Im letzten Moment hat sie hingesehen, die ältere Dame in der Großstadt, die sich mit müden Beinen zum Einkauf in den Laden geschleppt hat. Nun geht es zurück nach Hause, schwer trägt sie an den zwei Tüten, die ihr das Leben für den Rest der Woche sichern werden. Im letzten Moment hat sie erkannt, dass da ein Hindernis quer auf dem Gehweg liegt. Eine ideale Stolperfalle in idealer Höhe: der e-Roller, achtlos stehengelassen, vielleicht dann umgekippt, versperrt den Weg. Viele sind schon über ihn hinweggestiegen, ohne einzugreifen. Im letzten Moment erkannt, nochmal gut gegangen, aber es hätte übel enden können: Ein Schritt später, ein Sturz weiter, ein Krankenhauaufenthalt mehr … weil andere nicht nachdachten.

Die Praktikantin hatte sich Mühe gegeben. All ihr Wissen hatte sie gezeigt und ihren ganzen Einsatz herausgekramt, bis tief in die Nacht hatte sie recherchiert und getippt und korrigiert und wieder getippt und nochmal nachgesehen. Denn es war ja so eilig. „Spätestens heute Abend!“ hatte es geheißen. Aber jetzt ist es schon Mittag und ihre Chefin meldet sich nicht. Seit Stunden liegt der Konzeptvermerk in ihrem E-Mail-Briefkasten. Schließlich will es die Praktikantin wissen und ruft an: „War das ok? Soll ich noch etwas daran ändern?“, fragt sie die Vorgesetzte. „Was, worum geht es?“, schnappt diese zurück, hörbar genervt. „Ach Dein Vermerk, ja den schaue ich mir mal an, wenn ich Zeit habe. Hab´ jetzt Wichtigeres zu tun. Und so eilig ist es ja nicht.“

„Schmierstoff“ des gesellschaftlichen Miteinanders

Dies sind Szenen aus einer Welt der Respektlosigkeit. Der Wunsch nach Respekt im Arbeitsleben zwischen den Kolleg/innen und von oder gegenüber Führungspersonen ist nach Umfragen größer als der Wunsch nach einem besseren Gehalt. Die Idee der Scholz-/SPD-Kampagne, den Begriff „Respekt“ und das Versprechen „Respekt für Dich“ zu zentralen Ankern im Bundestagswahlkampf zu machen, ist daher klug und nachvollziehbar. Wir alle wünschen uns Respekt, wir sind verletzt, wenn es im Umgang mit uns an Respekt mangelt. Das Fehlen von Respekt nimmt uns gegenseitig die Lebensfreude, macht den Alltag trübe und kühl. Respekt ist der „Schmierstoff im gesellschaftlichen Miteinander“, sagt in einem sehr klugen Podcast des Bayerischen Rundfunks (Link siehe unten) Nils van Quaquebeke, ein Hamburger Professor für Psychologie, der sich seit Jahren mit dem Thema Respekt beschäftigt hat.
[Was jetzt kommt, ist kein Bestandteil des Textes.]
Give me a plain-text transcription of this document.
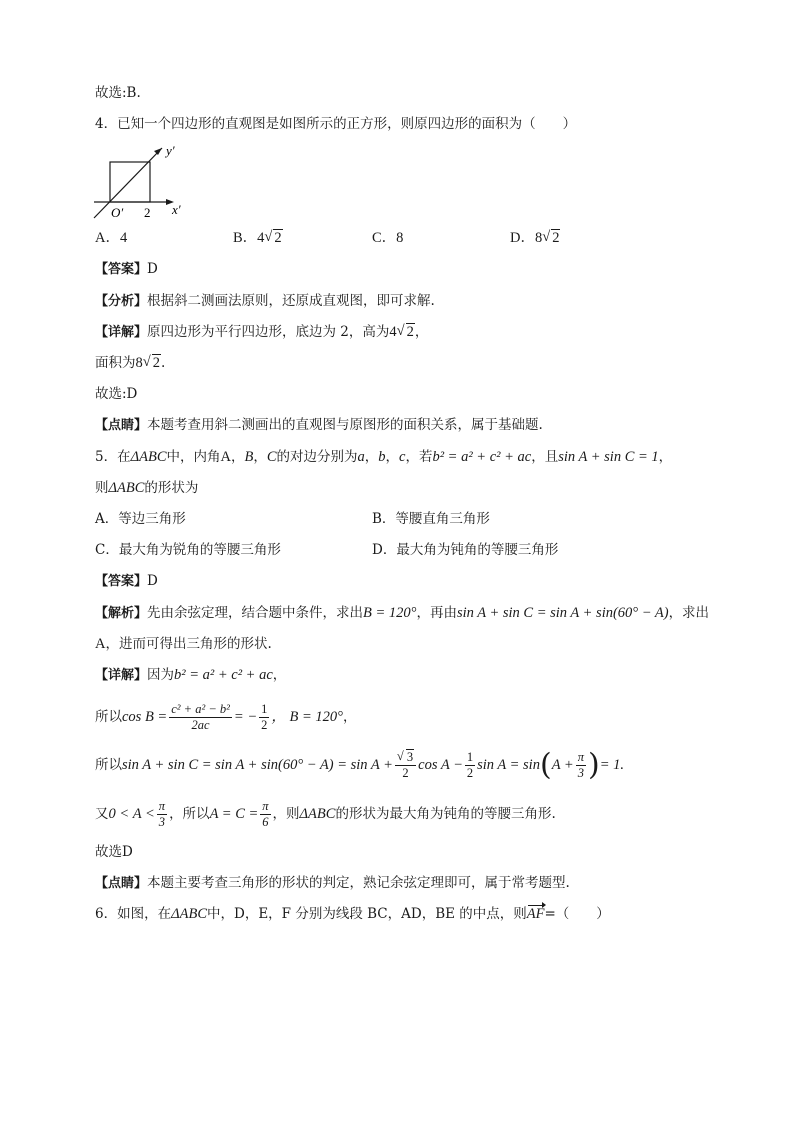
故选:B.
4．已知一个四边形的直观图是如图所示的正方形，则原四边形的面积为（　　）
y′
x′
O′ 2
A．4	B．4 √ 2	C．8	D．8 √ 2
【答案】D
【分析】根据斜二测画法原则，还原成直观图，即可求解.
【详解】原四边形为平行四边形，底边为 2，高为4 √ 2，
面积为8 √ 2.
故选:D
【点睛】本题考查用斜二测画出的直观图与原图形的面积关系，属于基础题.
5．在ΔABC中，内角A，B，C的对边分别为a，b，c，若b² = a² + c² + ac，且sin A + sin C = 1，
则ΔABC的形状为
A．等边三角形	B．等腰直角三角形
C．最大角为锐角的等腰三角形	D．最大角为钝角的等腰三角形
【答案】D
【解析】先由余弦定理，结合题中条件，求出B = 120°，再由sin A + sin C = sin A + sin(60° − A)，求出
A，进而可得出三角形的形状.
【详解】因为b² = a² + c² + ac，
所以$\cos B = \frac{\text{c² + a² − b²}}{2ac}$ = − $\frac{1}{2}$ ， B = 120°，
所以sin A + sin C = sin A + sin(60° − A) = sin A + √ $\frac{3}{2}$ $\cos A - \frac{1}{2}$ $\sin A = \sin(A + \frac{\pi}{3}$ )= 1.
又$0 < A < \frac{\pi}{3}$ ，所以$A = C = \frac{\pi}{6}$ ，则ΔABC的形状为最大角为钝角的等腰三角形.
故选D
【点睛】本题主要考查三角形的形状的判定，熟记余弦定理即可，属于常考题型.
6．如图，在ΔABC中，D，E，F 分别为线段 BC，AD，BE 的中点，则AF=（　　）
Kann ein Respekt-Versprechen politisches Programm sein? „Aus Respekt vor Deiner Zukunft“, lauten die ersten Zeilen des SPD-Wahlprogramms. Und gleich danach verspricht es Einsatz für eine „Gesellschaft des Respekts“. Auch listet es gleich eine Reihe von Maßnahmen auf, die je nach politischem Standort als geeignet bewertet werden mögen, für mehr gegenseitigen Respekt in unserer Gesellschaft zu sorgen. Aber im engeren Sinne können nur wir selbst dafür sorgen, den Blick für ein Lächeln an der Supermarktkasse zu heben; nur wir können den liegengebliebenen Roller aufheben und zur Seite stellen, anstatt darüber hinwegzusteigen. Oder Wertschätzung für die Arbeit zu zeigen, die für uns erledigt wird, im Job, aber auch gegenüber dem Paketboten in der zweiten Reihe, gegenüber der Müllabfuhr, den Arbeitern auf der Straßenbaustelle, auch wenn sie uns gerade aufhalten.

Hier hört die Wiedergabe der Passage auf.